Swagger is a framework for web API development. It is widely known for Swagger UI, frontend for accessing REST API documentation written according to the Swagger/OpenAPI specifications. Since data science applications are often deployed in forms of APIs, this is a must-have.
Tableau is a commercial dashboarding solution. If you want to integrate data from various sources and visualize trends in the data, Tableau is probably the way to go.
Ansible is a lightweight, open-source tool for the management of compute infrastructure. If you have several servers for which you want to perform configuration tasks such as user management, software installations, and updates, you should consider Ansible.
AWS Lambda is a serverless platform for event-driven data processing tasks. Using AWS Lambda, you can define a lambda function that shall be executed, once a given event takes place. AWS Lambda is ideally suited for short, event-driven workloads that do not require a compute instance that runs 24/7.
Chef is a tool for the automated management of IT infrastructure. Similarly to Puppet, Chef is more complex than Ansible.

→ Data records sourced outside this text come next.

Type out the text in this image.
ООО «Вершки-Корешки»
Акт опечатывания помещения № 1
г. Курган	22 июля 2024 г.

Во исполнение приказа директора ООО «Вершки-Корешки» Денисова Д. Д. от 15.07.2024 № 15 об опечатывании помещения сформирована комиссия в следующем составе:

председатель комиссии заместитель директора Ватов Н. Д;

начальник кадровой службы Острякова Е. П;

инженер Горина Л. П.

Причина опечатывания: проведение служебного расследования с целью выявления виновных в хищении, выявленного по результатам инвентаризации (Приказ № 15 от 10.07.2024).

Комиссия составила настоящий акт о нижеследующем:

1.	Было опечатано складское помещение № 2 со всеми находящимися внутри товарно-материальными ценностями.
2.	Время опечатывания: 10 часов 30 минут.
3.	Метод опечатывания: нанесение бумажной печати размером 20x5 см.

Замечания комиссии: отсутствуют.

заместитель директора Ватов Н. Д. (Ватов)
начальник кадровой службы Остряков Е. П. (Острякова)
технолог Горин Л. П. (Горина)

Within a very short time span, Docker has become an essential tool for software development and deployment. Docker is a containerization technology that encapsulates low-level system libraries and dependencies of a package in terms of images, which can be hosted online. These images can then be run on any system in terms of containers, without having to worry about dependency management.
Kubernetes (K8s) is a container orchestration platform that is based on Docker. K8s is particularly suitable when multiple containers that interact with each other have to be managed. RedHat's OpenShift is an extension of K8s that is geared towards enterprise applications.
Puppet is a tool for infrastructure management and delivery. Similarly to Chef, Puppet is more complex than Ansible.
According to Apache, Airflow is a platform created by the community to programmatically author, schedule and monitor workflows. Workflow are defined in terms of directed acyclic graphs (DAGs). For a cloud-native solution, consider AWS Data Pipeline, a managed ETL (extract, transform, load) service.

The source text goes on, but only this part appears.